Die nicht mehr erhaltenen fünfbändigen Aigyptiaka beinhalteten im dritten und vierten Buch viele, teils abstruse judenfeindliche Äußerungen. Eine umfassende Kenntnis über Apion besaß Josephus nicht, da er sich ausschließlich auf die judenfeindlichen Äußerungen konzentrierte; so behauptete Apion, dass die Juden wegen körperlicher Gebrechen aus Ägypten vertrieben worden seien, dass Moses aus Heliopolis stamme, erklärte den Sabbat auf eine absurde Weise usw. Apion erhob auch den ersten Vorwurf eines jüdischen Ritualmords („im Tempel zu Jerusalem werde jährlich ein Grieche geopfert“). Die „Legende des Ritualmordes“ entspricht inhaltlich dem schon vorher bekannten „Busiris-Mythos“, dessen Ausführungen Apion auf das Judentum übertrug. Laut Josephus war Apion auch der Urheber der später auch von Tacitus übernommenen Verleumdung, nach der die Juden die Eselsverehrung praktizierten.
Weder über das Ergebnis seiner Vorsprache bei Kaiser Caligula noch über den Rest von Apions Leben ist etwas bekannt. Wenn man jedoch den Angaben seines Gegners Josephus glauben darf, starb er an einem Leiden, das er sich infolge seines ausschweifenden Lebenswandels zugezogen hat.
Beurteilung seiner Werke
BearbeitenFlavius Josephus warf Apion einen Mangel an Bildung und einen „marktschreierischen“ Duktus vor (Gegen Apion II. 3). Dieser wurde durch Josephus’ Gegenschrift Gegen Apion, eigentlich Über die Ursprünglichkeit des Judentums, die eine Apologie des Judentums und nicht in erster Linie eine Widerlegung Apions darstellt, zum Archetyp des Judenfeindes.
Zu unterscheiden sind in diesem Zusammenhang die Termini Antisemitismus und Antijudaismus. Apions antike Judenfeindschaft entspricht nicht dem neuzeitlichen Verständnis des Antisemitismus, der sich auf die Rassenlehre bezieht, die in der damaligen Epoche jedoch nicht existierte. Vielmehr bezieht sich Apions Judenfeindlichkeit auf die „elitären Riten“ des Judentums. Flavius Josephus umschrieb diese Problematik mit den Worten „Unser Volksstamm aber blieb rein“.[4]
Literatur
Bearbeiten- August Bludau: Juden und Judenverfolgungen im alten Alexandria. Münster 1906 archive.org.
- Leopold Cohn: Apion 3. In: Paulys Realencyclopädie der classischen Altertumswissenschaft (RE). Band I,2, Stuttgart 1894, Sp. 2803–2806.
- Michael Guttmann: Das Judentum und seine Umwelt. Berlin 1927.

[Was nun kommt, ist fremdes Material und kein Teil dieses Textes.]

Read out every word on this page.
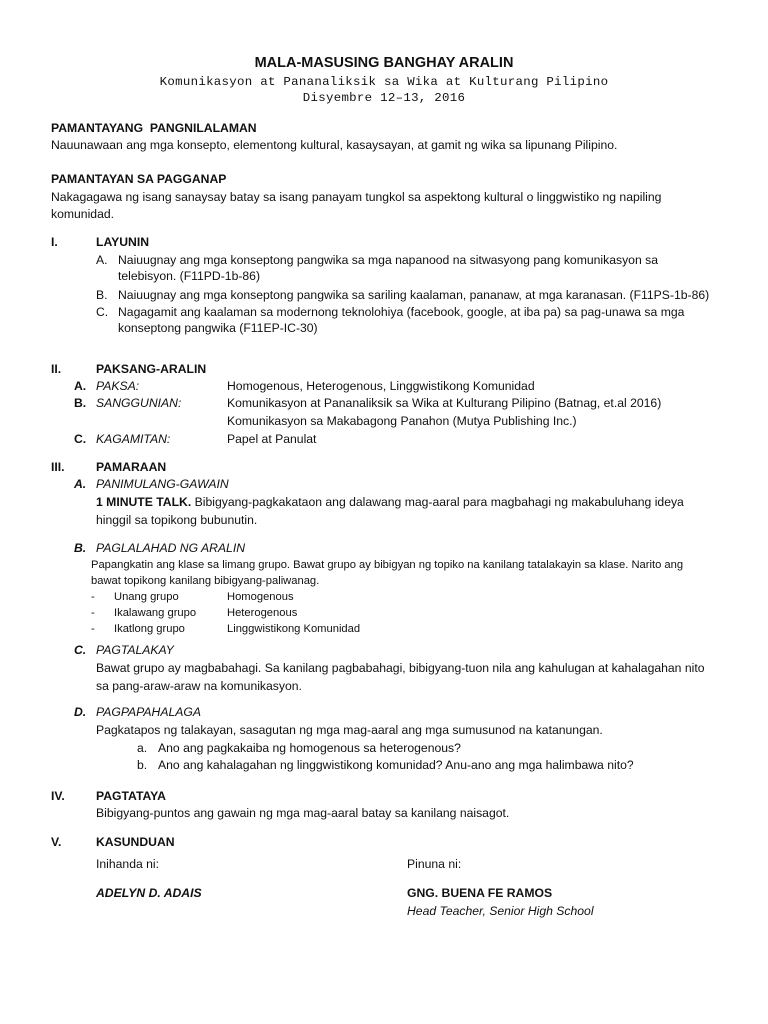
MALA-MASUSING BANGHAY ARALIN
Komunikasyon at Pananaliksik sa Wika at Kulturang Pilipino
Disyembre 12–13, 2016
PAMANTAYANG  PANGNILALAMAN
Nauunawaan ang mga konsepto, elementong kultural, kasaysayan, at gamit ng wika sa lipunang Pilipino.
PAMANTAYAN SA PAGGANAP
Nakagagawa ng isang sanaysay batay sa isang panayam tungkol sa aspektong kultural o linggwistiko ng napiling
komunidad.
I.	LAYUNIN
A. Naiuugnay ang mga konseptong pangwika sa mga napanood na sitwasyong pang komunikasyon sa
telebisyon. (F11PD-1b-86)
B. Naiuugnay ang mga konseptong pangwika sa sariling kaalaman, pananaw, at mga karanasan. (F11PS-1b-86)
C. Nagagamit ang kaalaman sa modernong teknolohiya (facebook, google, at iba pa) sa pag-unawa sa mga
konseptong pangwika (F11EP-IC-30)
II.	PAKSANG-ARALIN
A. PAKSA:	Homogenous, Heterogenous, Linggwistikong Komunidad
B. SANGGUNIAN:	Komunikasyon at Pananaliksik sa Wika at Kulturang Pilipino (Batnag, et.al 2016)
Komunikasyon sa Makabagong Panahon (Mutya Publishing Inc.)
C. KAGAMITAN:	Papel at Panulat
III.	PAMARAAN
A. PANIMULANG-GAWAIN
1 MINUTE TALK. Bibigyang-pagkakataon ang dalawang mag-aaral para magbahagi ng makabuluhang ideya
hinggil sa topikong bubunutin.
B. PAGLALAHAD NG ARALIN
Papangkatin ang klase sa limang grupo. Bawat grupo ay bibigyan ng topiko na kanilang tatalakayin sa klase. Narito ang
bawat topikong kanilang bibigyang-paliwanag.
- Unang grupo	Homogenous
- Ikalawang grupo	Heterogenous
- Ikatlong grupo	Linggwistikong Komunidad
C. PAGTALAKAY
Bawat grupo ay magbabahagi. Sa kanilang pagbabahagi, bibigyang-tuon nila ang kahulugan at kahalagahan nito
sa pang-araw-araw na komunikasyon.
D. PAGPAPAHALAGA
Pagkatapos ng talakayan, sasagutan ng mga mag-aaral ang mga sumusunod na katanungan.
a. Ano ang pagkakaiba ng homogenous sa heterogenous?
b. Ano ang kahalagahan ng linggwistikong komunidad? Anu-ano ang mga halimbawa nito?
IV.	PAGTATAYA
Bibigyang-puntos ang gawain ng mga mag-aaral batay sa kanilang naisagot.
V.	KASUNDUAN
Inihanda ni:
ADELYN D. ADAIS
Pinuna ni:
GNG. BUENA FE RAMOS
Head Teacher, Senior High School
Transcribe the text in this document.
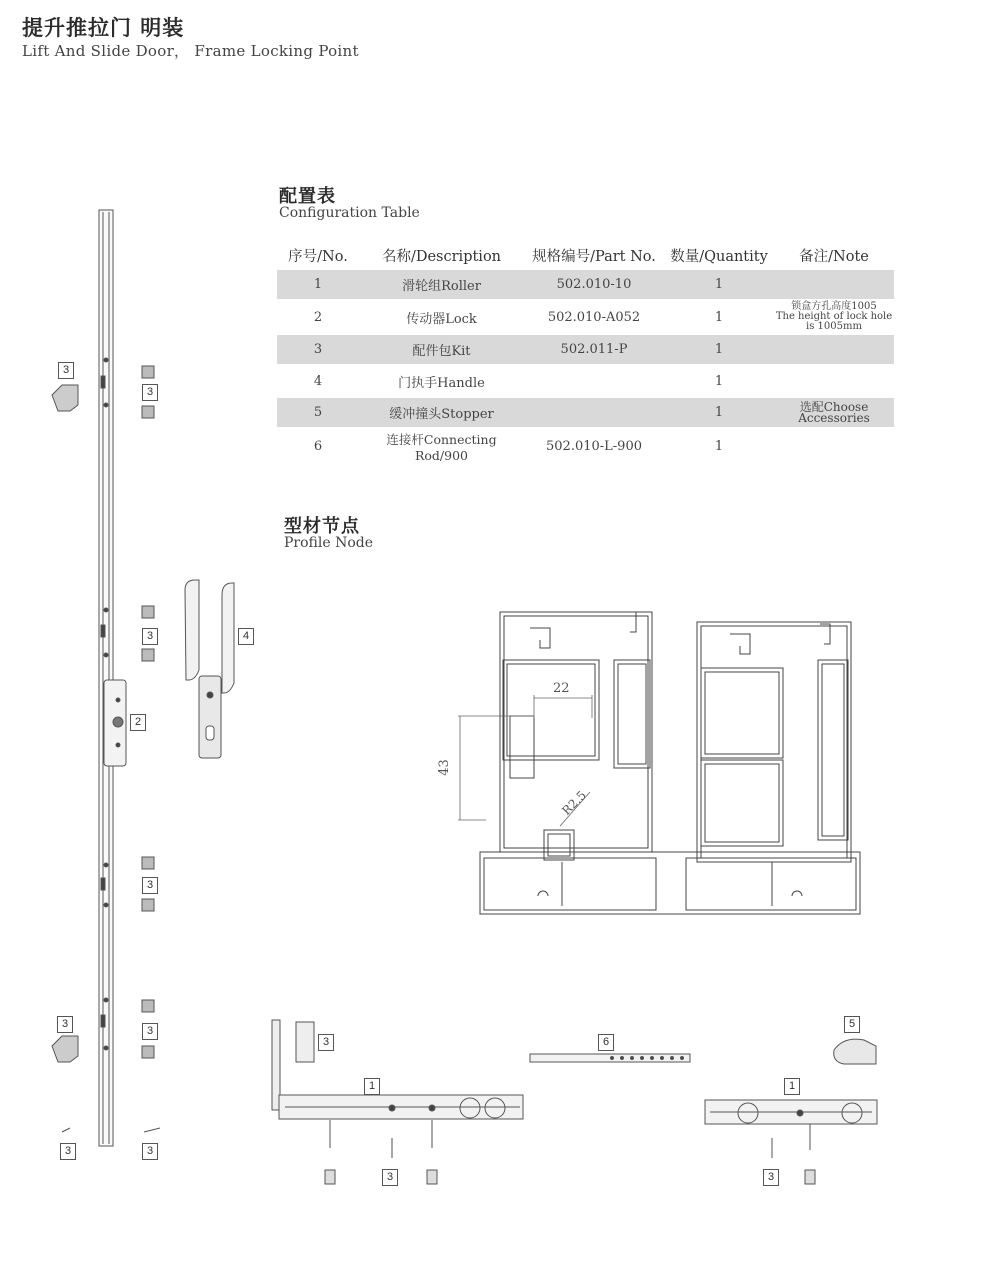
提升推拉门 明装
Lift And Slide Door， Frame Locking Point
配置表
Configuration Table
序号/No.	名称/Description	规格编号/Part No.	数量/Quantity	备注/Note
1	滑轮组Roller	502.010-10	1	
2	传动器Lock	502.010-A052	1	锁盒方孔高度1005
The height of lock hole
is 1005mm

3	配件包Kit	502.011-P	1	
4	门执手Handle		1	
5	缓冲撞头Stopper		1	选配Choose
Accessories

6	连接杆Connecting Rod/900	502.010-L-900	1	
型材节点
Profile Node
22
43
R2.5
3
3
3
2
4
3
3
3
3	3
3
1
3
6
5
1
3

- David McClister: Apion. In: Roger S. Bagnall, Kai Brodersen, Craige B. Champion, Andrew Erskine, Sabine R. Huebner (Hrsg.): The Encyclopedia of Ancient History. Wiley-Blackwell, London 2013, ISBN 978-1-4051-7935-5, S. 523 f. (online).
- Franco Montanari: Apion. In: Der Neue Pauly (DNP). Band 1, Metzler, Stuttgart 1996, ISBN 3-476-01471-1, Sp. 845–847.
- Maren R. Niehoff: Entangled Jewish Identities in Rome. The Case of „Barbarians“ in Philo and Josephus. Aus dem Buch: What Makes a People?: Early Jewish Ideas of Peoplehood and Their Evolving Impact, hrsg. von Dionisio Candido, Renate Egger-Wenzel und Stefan C. Reif. Berlin, Boston, De Gruyter, 2023. S. 229–246.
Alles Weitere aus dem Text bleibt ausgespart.